Кызы побледнел, выдавив одними губами:

— Лейлят-аль-кадр…

— Какой кадр? — простодушно удивился я, вопросительно уставившись на него и делая вид, что понятия не имею, чего он там лопочет.

— Это особая ночь, — мрачно пояснил он. — Ее еще называют ночь могущества. В эту ночь…, — он запнулся, замявшись, но продолжил, — аллах ниспослал людям Коран через пророка Мухаммеда.

— Ух ты! — восхитился я, поинтересовавшись. — А это хорошо или плохо, что видение пришло мне именно в эту ночь?

Он вяло отмахнулся, так и не сказав, что эту ночь согласно мусульманских поверий называют «ночью предопределения», поскольку именно во время нее аллах принимает решения о судьбах людей.

Одним словом, сумел я его и напугать, и, одновременно, заинтриговать, после чего он стал куда податливее и мы договорились окончательно и обо всем. Долгожданная тишина, воцарившаяся за окном кареты (тысячники татар наконец-то навели порядок), меня изрядно вдохновляла, да и домашние заготовки имелись, импровизировать почти не приходилось. Едва хан начинал морщиться от моего очередного предложения, я мгновенно выкладывал запасной вариант, более приемлемый для него, и переговоры продолжали продвигаться.

Тяжелее всего мне пришлось, когда встал вопрос о дальнейшей судьбе его и его сыновей. О ней можно было бы и соврать, и тогда, глядишь, удалось куда быстрее договориться об остальном, но лгать я не хотел.

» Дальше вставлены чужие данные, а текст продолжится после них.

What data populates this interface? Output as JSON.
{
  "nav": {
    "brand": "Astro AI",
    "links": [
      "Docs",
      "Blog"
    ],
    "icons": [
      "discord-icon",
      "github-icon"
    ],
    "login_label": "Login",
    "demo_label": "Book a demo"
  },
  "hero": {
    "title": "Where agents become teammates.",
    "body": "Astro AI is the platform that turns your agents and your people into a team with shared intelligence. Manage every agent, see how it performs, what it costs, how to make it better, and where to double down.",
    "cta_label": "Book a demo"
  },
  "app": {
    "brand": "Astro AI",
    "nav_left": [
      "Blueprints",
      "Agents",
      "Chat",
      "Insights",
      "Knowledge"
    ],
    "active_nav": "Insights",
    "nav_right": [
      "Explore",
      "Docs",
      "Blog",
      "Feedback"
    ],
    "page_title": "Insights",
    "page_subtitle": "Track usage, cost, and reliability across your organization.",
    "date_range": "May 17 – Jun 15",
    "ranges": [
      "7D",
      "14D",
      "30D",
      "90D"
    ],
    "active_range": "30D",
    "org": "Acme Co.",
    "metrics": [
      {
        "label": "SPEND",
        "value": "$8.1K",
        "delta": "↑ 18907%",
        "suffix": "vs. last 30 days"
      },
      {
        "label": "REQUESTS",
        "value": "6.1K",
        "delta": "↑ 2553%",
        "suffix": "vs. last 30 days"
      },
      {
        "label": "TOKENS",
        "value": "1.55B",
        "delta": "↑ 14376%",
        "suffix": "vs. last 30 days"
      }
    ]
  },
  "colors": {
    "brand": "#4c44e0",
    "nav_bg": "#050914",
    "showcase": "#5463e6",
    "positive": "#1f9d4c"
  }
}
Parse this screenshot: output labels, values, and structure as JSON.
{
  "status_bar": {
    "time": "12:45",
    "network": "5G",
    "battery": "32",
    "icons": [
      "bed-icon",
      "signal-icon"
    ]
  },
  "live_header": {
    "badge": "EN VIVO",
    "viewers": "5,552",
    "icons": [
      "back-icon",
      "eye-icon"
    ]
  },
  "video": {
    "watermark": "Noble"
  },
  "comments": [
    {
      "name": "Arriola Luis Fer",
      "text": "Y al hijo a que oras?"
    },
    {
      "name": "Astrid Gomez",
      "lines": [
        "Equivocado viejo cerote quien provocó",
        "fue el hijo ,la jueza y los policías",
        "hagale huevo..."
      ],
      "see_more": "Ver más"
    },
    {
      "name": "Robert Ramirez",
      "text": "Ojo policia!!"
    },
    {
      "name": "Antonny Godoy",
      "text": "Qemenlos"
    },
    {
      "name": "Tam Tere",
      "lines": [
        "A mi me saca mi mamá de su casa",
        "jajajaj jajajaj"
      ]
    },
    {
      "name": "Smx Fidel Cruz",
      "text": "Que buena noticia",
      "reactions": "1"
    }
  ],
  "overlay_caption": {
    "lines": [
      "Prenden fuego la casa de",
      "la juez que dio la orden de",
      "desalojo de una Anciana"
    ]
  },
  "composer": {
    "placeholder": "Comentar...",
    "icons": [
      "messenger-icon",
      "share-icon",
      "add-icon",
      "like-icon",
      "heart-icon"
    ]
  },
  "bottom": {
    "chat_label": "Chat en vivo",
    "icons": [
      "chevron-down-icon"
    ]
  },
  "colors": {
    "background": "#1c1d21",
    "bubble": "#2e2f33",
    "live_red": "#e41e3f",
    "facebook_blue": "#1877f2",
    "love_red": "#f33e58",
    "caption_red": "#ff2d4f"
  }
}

Однако я сумел и это «слабое звено» превратить в сильное, заявив, что мог бы обмануть его, пообещав немедленно отпустить их всех, а впоследствии, будучи в Скородоме, отказать и упрятать за решетку. Но я не желаю нового обвинения во лжи, а потому предпочитаю говорить правду, какой бы неудобной для меня она ни являлась. Потому и заявляю — прибыв в Скородом, отпущу одного из сыновей по его собственному выбору. Второй вместе с самим ханом останется «погостить» на Руси. Правда, ненадолго, ровно до тех пор, пока его войско не покинет пределы страны. Едва в Москву прибудут гонцы, извещающие об этом, как на следующий день я сам провожу хана с сыном и с тысячным отрядом его собственных воинов, оставшимся здесь, к нашим южным рубежам.

И ведь сработало. Именно после этого Кызы, устало вздохнув, заявил:

— Если бы ты пообещал отпустить всех нас сразу, дальше я бы разговаривать с тобой не стал, но теперь вижу, ты и впрямь стараешься быть со мной честным. Но как я….

Далее пошли детали. Хану требовалась надежная подстраховка, все-таки до конца он мне не верил, и я с охотой помогал ему в ее поисках. Предложения и варианты так и сыпались из меня, как горох из худого мешка. Хочешь, чтоб я отпустил твоего сына раньше — пожалуйста. Могу пойти и на такое. А чтобы я при всем желании не смог нарушить своего слова, давай сделаем так…. Не пойдет? Хорошо. А эдак? Тоже не устраивает? Ничего страшного. А от такого ты не откажешься? Вот и хорошо, поехали дальше….

Был с его стороны и еще один каверзный вопрос. Дескать, может статься, что мои посулы впоследствии отпустить его вместе со вторым из сыновей окажутся пустым звуком, ибо государь их отменит. И ехидно усмехнулся, вопросительно глядя на меня: чем ответишь, князь?

— После всего, что мною сделано?

Хан неопределенно пожал плечами, пояснив, что помимо меня имеются и другие советники. Кто знает, возьмут и уговорят.

— Это возможно, — скрепя сердце, согласился я. — Но тогда я… устрою тебе побег и сам выведу к нашим рубежам.

И снова последовало пристальное вглядывание в мое лицо. Осмотром Кызы оказался доволен, с усмешкой заметив, что уже сейчас видит мою дальнейшую судьбу, ибо такие, как я, возле трона задерживаются ненадолго. Они слишком неудобны для государей — чересчур смелы, излишне прямы, не в меру правдивы и так далее.